It’s quiet here. The afternoon is warm for October, and the sun is out after a week of fog. I’ve had a long week, and we may only have this warmth for a day or two.
These still days are rare — when the leaves are turning and before they fall. One night of rain can knock them loose. So I’ve taken an hour on a work day afternoon to walk up the old hay field on Sheep Hill.
Williamstown Rural Lands keeps pathways in the meadow. They’re steep enough to make me pause for breath, but not a long. Wildflowers are shoulder high and almost gone by, leaving their seed heads starkly beautiful in the late afternoon light.
Bumblebees are still scouting for the last of the golden rod.
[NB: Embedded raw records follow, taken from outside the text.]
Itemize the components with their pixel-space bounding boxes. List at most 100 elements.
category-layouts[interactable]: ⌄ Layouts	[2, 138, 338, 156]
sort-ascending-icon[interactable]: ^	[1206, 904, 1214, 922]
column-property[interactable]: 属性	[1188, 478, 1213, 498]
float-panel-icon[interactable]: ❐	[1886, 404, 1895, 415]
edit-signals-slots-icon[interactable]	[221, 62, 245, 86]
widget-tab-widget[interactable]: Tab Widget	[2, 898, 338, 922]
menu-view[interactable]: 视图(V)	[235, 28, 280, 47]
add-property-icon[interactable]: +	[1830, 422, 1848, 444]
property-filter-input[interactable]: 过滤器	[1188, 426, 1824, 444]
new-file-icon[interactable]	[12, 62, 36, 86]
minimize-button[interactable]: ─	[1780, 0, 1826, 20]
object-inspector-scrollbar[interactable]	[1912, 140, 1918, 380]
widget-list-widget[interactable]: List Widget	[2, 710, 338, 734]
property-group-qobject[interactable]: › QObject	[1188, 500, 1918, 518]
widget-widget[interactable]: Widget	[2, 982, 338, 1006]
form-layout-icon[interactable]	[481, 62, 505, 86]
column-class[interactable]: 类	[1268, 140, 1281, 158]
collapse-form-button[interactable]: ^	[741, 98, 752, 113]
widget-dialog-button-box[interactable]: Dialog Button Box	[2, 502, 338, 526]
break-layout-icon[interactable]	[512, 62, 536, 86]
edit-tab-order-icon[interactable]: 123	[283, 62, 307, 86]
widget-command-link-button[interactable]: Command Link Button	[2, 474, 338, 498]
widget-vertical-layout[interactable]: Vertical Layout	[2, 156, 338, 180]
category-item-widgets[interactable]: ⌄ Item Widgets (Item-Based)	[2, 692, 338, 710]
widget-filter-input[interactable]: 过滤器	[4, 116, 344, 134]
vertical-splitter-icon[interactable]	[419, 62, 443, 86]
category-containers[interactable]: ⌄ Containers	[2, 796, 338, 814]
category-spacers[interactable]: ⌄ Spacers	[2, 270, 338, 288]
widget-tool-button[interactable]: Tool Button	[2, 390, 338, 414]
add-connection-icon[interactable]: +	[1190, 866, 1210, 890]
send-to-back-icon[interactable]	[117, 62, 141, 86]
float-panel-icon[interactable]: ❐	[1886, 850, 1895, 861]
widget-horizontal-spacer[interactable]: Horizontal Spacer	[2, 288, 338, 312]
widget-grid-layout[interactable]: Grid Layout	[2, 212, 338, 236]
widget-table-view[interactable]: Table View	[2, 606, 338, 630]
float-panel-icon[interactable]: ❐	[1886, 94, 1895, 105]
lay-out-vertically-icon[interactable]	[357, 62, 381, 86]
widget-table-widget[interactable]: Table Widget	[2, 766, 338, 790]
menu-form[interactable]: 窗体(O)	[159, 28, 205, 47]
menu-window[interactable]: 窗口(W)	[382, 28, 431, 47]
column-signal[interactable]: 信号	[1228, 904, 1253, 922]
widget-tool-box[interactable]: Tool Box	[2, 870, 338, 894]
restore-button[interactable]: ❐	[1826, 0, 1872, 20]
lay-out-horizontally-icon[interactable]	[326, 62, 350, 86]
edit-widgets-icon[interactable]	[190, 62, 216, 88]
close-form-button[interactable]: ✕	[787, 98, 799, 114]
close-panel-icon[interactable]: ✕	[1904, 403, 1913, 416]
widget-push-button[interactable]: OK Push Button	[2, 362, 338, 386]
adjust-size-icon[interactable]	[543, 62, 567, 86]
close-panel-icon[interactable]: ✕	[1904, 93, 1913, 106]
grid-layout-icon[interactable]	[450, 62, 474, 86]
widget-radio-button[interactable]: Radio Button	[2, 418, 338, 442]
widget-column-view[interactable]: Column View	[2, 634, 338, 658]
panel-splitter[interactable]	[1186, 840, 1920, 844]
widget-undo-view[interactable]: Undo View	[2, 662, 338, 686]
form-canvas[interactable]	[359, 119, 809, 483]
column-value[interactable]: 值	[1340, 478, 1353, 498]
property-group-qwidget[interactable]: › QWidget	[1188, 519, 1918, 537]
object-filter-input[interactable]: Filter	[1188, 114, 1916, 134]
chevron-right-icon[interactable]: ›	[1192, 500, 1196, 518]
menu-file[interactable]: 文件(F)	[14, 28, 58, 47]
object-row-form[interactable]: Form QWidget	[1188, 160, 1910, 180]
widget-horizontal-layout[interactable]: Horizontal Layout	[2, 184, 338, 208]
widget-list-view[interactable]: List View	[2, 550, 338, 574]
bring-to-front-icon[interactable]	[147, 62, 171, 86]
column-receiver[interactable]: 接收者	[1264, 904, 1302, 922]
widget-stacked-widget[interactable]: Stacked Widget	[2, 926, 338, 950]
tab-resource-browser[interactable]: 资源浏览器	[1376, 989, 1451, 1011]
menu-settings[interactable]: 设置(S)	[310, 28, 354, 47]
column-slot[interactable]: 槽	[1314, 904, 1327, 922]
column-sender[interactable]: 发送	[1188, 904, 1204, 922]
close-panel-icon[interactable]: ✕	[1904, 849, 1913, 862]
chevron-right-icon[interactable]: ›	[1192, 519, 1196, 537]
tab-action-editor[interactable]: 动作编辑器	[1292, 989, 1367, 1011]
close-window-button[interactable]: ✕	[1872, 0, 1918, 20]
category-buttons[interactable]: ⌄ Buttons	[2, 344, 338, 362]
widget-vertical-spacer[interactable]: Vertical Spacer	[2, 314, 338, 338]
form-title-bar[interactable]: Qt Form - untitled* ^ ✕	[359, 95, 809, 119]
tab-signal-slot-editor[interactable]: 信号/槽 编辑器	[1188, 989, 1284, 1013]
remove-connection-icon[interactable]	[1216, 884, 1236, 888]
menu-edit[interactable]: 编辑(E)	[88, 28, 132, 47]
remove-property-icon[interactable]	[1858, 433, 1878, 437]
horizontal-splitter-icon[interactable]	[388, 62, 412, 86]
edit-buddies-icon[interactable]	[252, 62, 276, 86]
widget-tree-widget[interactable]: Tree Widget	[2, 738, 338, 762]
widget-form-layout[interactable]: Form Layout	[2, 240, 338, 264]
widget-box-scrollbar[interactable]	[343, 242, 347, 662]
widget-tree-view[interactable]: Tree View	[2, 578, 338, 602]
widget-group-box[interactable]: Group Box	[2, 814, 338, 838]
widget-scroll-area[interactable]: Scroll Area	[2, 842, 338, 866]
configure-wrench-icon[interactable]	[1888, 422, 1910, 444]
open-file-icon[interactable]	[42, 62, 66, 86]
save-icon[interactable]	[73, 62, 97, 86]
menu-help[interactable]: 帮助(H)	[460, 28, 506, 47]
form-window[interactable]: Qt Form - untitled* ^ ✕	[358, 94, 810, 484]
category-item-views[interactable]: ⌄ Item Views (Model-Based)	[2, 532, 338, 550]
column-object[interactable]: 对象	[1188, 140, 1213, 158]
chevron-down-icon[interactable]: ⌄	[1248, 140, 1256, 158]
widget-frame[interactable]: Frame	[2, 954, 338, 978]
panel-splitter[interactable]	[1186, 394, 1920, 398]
The milkweed pods are opening, and seeds cluster on creamy strands. One monarch butterfly dips past.
The maples here along the edge sof the field eem to be some of the brightest around, even in a year when July never stopped raining and some hiilsides are looking brown and dull. I wonder whether the stress of wet and heat makes microclimates more visible — if only the trees that grow in the most favorable conditions look healthy.
These have some of the glow I remember, and from the top of the hill I can look out across the valley from where I’m lying on my back in the grass. I’m thinking we should have a word for this vivid color — a word for something strong and fragile and worth working to keep.